上影节里光影叶嘉莹:掬水月在手,人生显“弱德之美”
文学报 · 此刻夜读
掬水月在手


由陈传兴导演拍摄的叶嘉莹纪录片《掬水月在手》,作为其创作“诗词三部曲”的最终章,日前入围了第23届上海国际电影节金爵奖纪录片单元官方入选片,影片从叶嘉莹的生平娓娓叙来,将诗词意蕴与人的一生相融合,可谓“掬水月在手,弄花香满衣”。她出身名门却生逢乱世,命运多沉浮,眷念故土,一生情深,叶先生始终葆有诗心、吟咏自得,自觉传承着中国古典诗词文脉。
今晚的夜读选自《古诗词课》中叶嘉莹对诗人李白天才命运坎坷的解读。
文丨叶嘉莹
在我们这个国家里,不晓得唐代诗人李白的,恐不多见,但能了解他全部情况的,恐怕也不多。对于一个不同凡俗的天才,只有同样也是不同凡俗的天才,或与之才气相近的人,才能真正欣赏到他的好处,概括出他的神貌。杜甫便是与李白生活在同一时代,焕发着同样夺目之光彩,并且互相倾慕、深知深爱的千古诗史难得一见的另一天才。
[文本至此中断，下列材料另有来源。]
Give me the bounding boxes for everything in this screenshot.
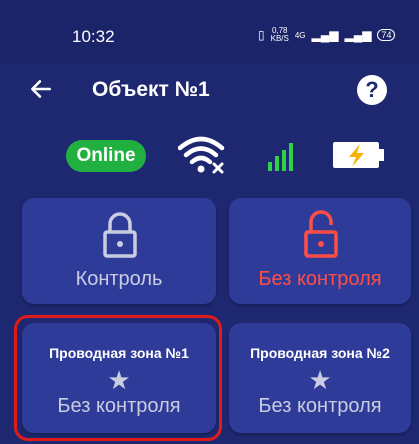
battery-charging-icon xyxy=(333,142,384,168)
back-arrow-icon[interactable] xyxy=(28,76,54,102)
help-button[interactable]: ? xyxy=(357,75,387,105)
network-speed: 0,78 KB/S xyxy=(271,27,289,43)
zone-state: Без контроля xyxy=(57,395,181,417)
zone-name: Проводная зона №2 xyxy=(250,345,390,361)
wifi-disconnected-icon xyxy=(178,136,225,174)
online-badge: Online xyxy=(66,140,146,172)
no-control-label: Без контроля xyxy=(258,268,382,290)
signal-bars-icon: ▂▄▆ xyxy=(311,28,339,42)
vibrate-icon: ▯ xyxy=(258,28,265,42)
status-battery: 74 xyxy=(377,29,396,41)
zone-card-2[interactable]: Проводная зона №2 ★ Без контроля xyxy=(229,323,411,433)
zone-card-1[interactable]: Проводная зона №1 ★ Без контроля xyxy=(22,323,216,433)
star-icon: ★ xyxy=(107,365,131,395)
status-time: 10:32 xyxy=(72,27,115,46)
status-bar: 10:32 ▯ 0,78 KB/S 4G ▂▄▆ ▂▄▆ 74 xyxy=(0,0,419,64)
network-type: 4G xyxy=(294,30,306,40)
signal-bars-2-icon: ▂▄▆ xyxy=(344,28,372,42)
no-control-card[interactable]: Без контроля xyxy=(229,198,411,304)
zone-state: Без контроля xyxy=(258,395,382,417)
app-bar: Объект №1 ? xyxy=(0,64,419,116)
speed-unit: KB/S xyxy=(270,34,289,43)
star-icon: ★ xyxy=(308,365,332,395)
lock-open-icon xyxy=(304,210,338,258)
lock-closed-icon xyxy=(103,212,137,258)
zone-name: Проводная зона №1 xyxy=(49,345,189,361)
cellular-signal-icon xyxy=(268,143,293,171)
system-icons: ▯ 0,78 KB/S 4G ▂▄▆ ▂▄▆ 74 xyxy=(258,27,396,43)
control-card[interactable]: Контроль xyxy=(22,198,216,304)
control-label: Контроль xyxy=(75,268,163,290)
page-title: Объект №1 xyxy=(92,78,210,101)
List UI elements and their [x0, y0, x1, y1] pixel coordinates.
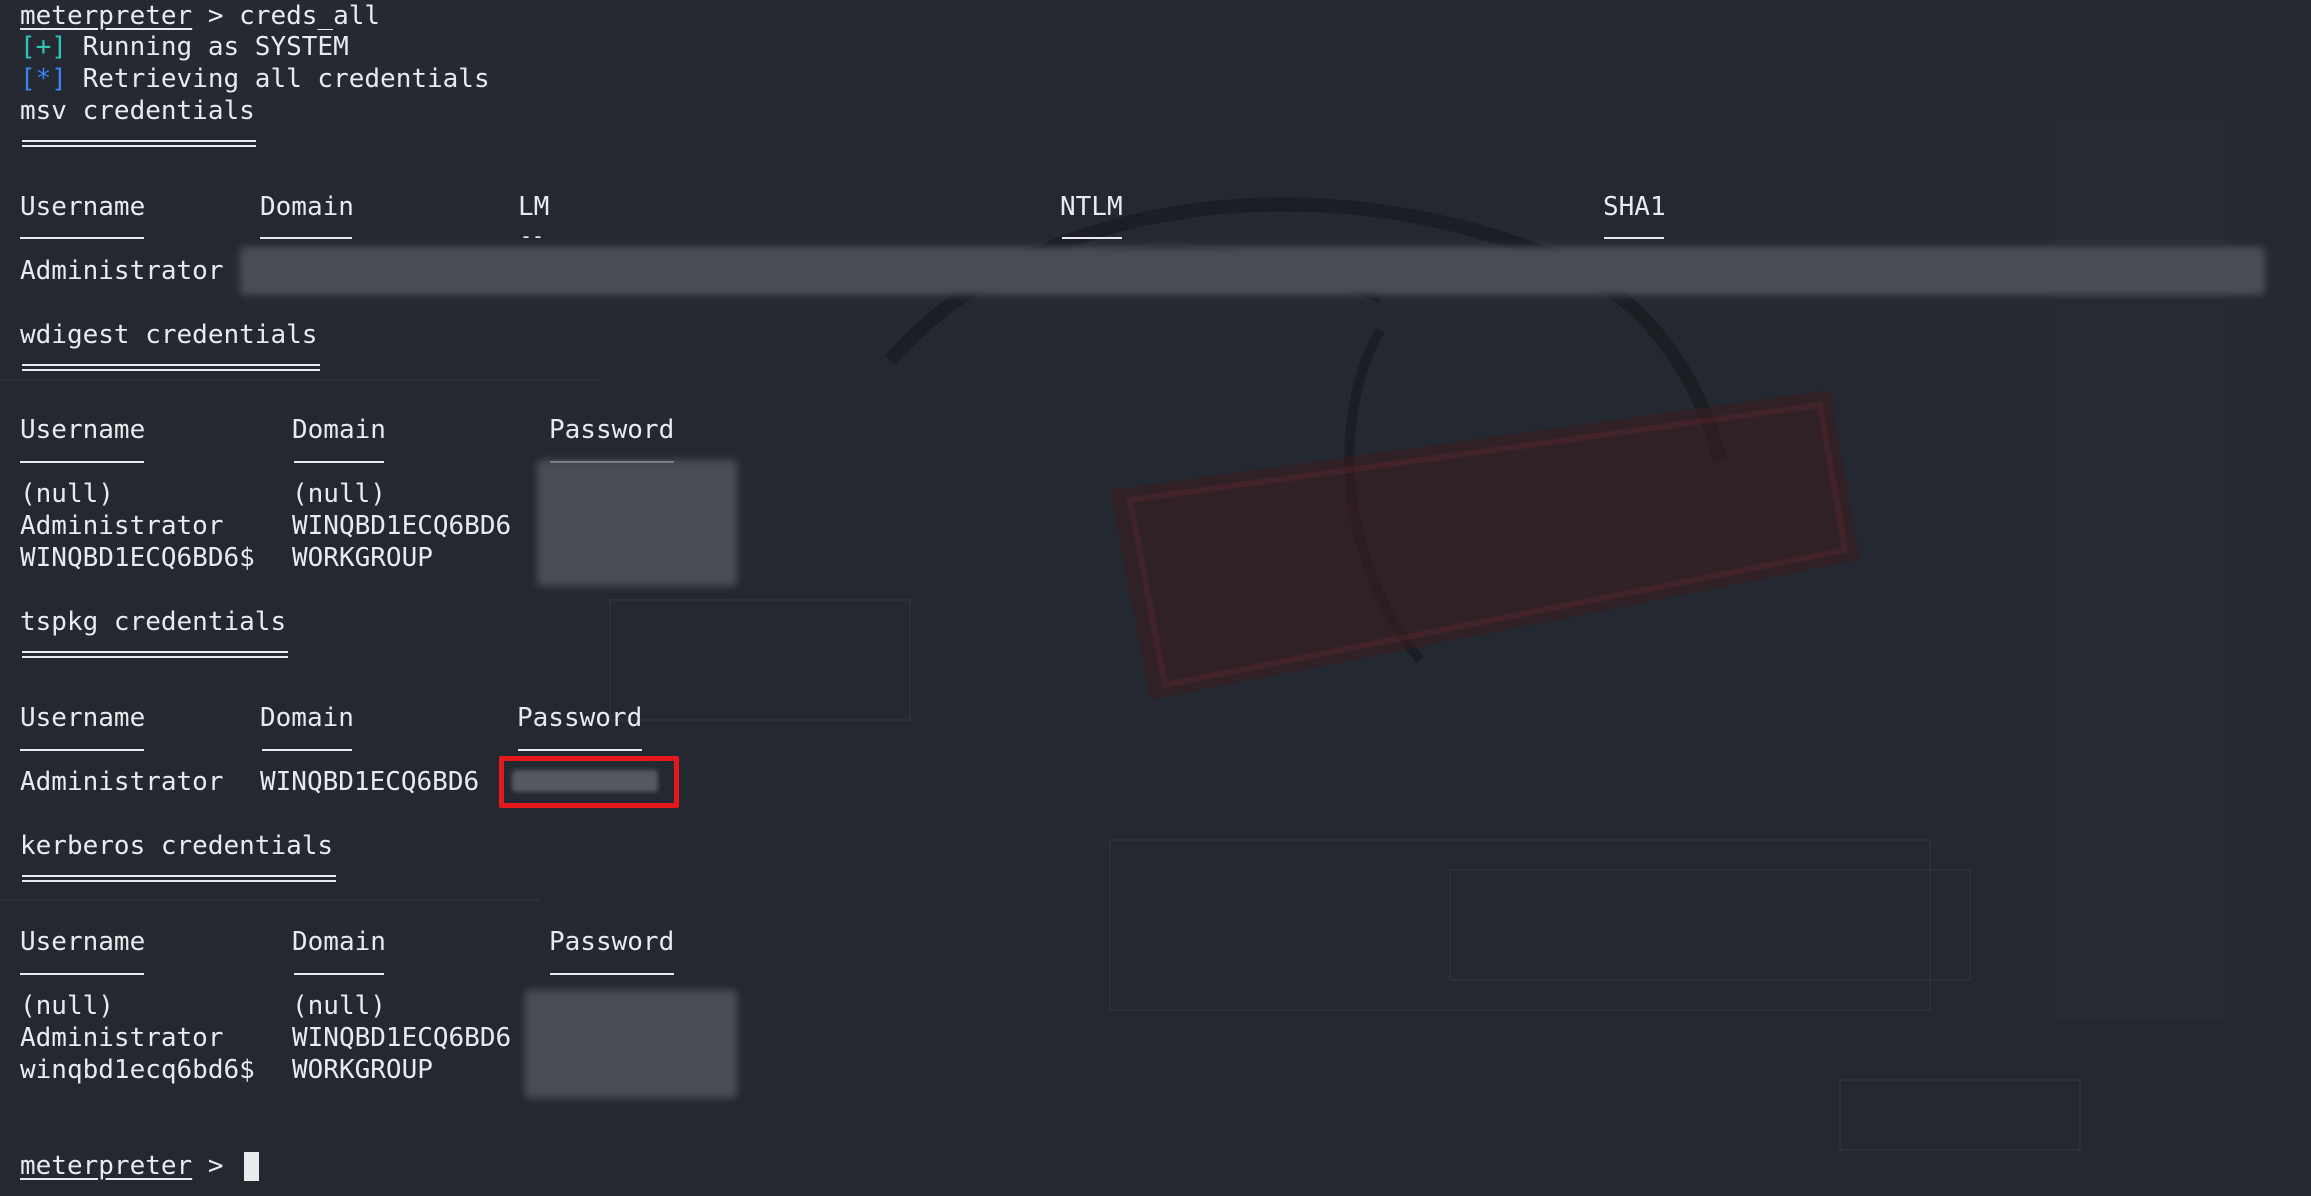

若想在较短的篇幅里让大家较深刻地了解李太白,我们就不得不借助于杜甫的眼力与笔力,给这位浪漫不羁的绝世之才做个遗貌取神的速写。
请看下面杜甫对李白的描述:
赠李白
秋来相顾尚飘蓬,
未就丹砂愧葛洪。
痛饮狂歌空度日,
飞扬跋扈为谁雄。

也许你要问:如此飘逸豪纵的李太白难道也会有生命成空的“摇落”之悲吗?其实,以李太白那恣纵不羁、放浪形骸的才情,是不应该降生在这尘世中来的,无奈他却偏偏不幸地降于人间,成为既失落于上天、又格格不入于人间的“谪仙人”。
另外,以李太白那份惊世骇俗的天才,也本不该受此尘世间种种是非成败以及道德礼法的束缚,可他既已落地为人,就无法不生活在社会人群所形成的种种桎梏中,因而也就无法免除“天生我材必有用”的用世之念。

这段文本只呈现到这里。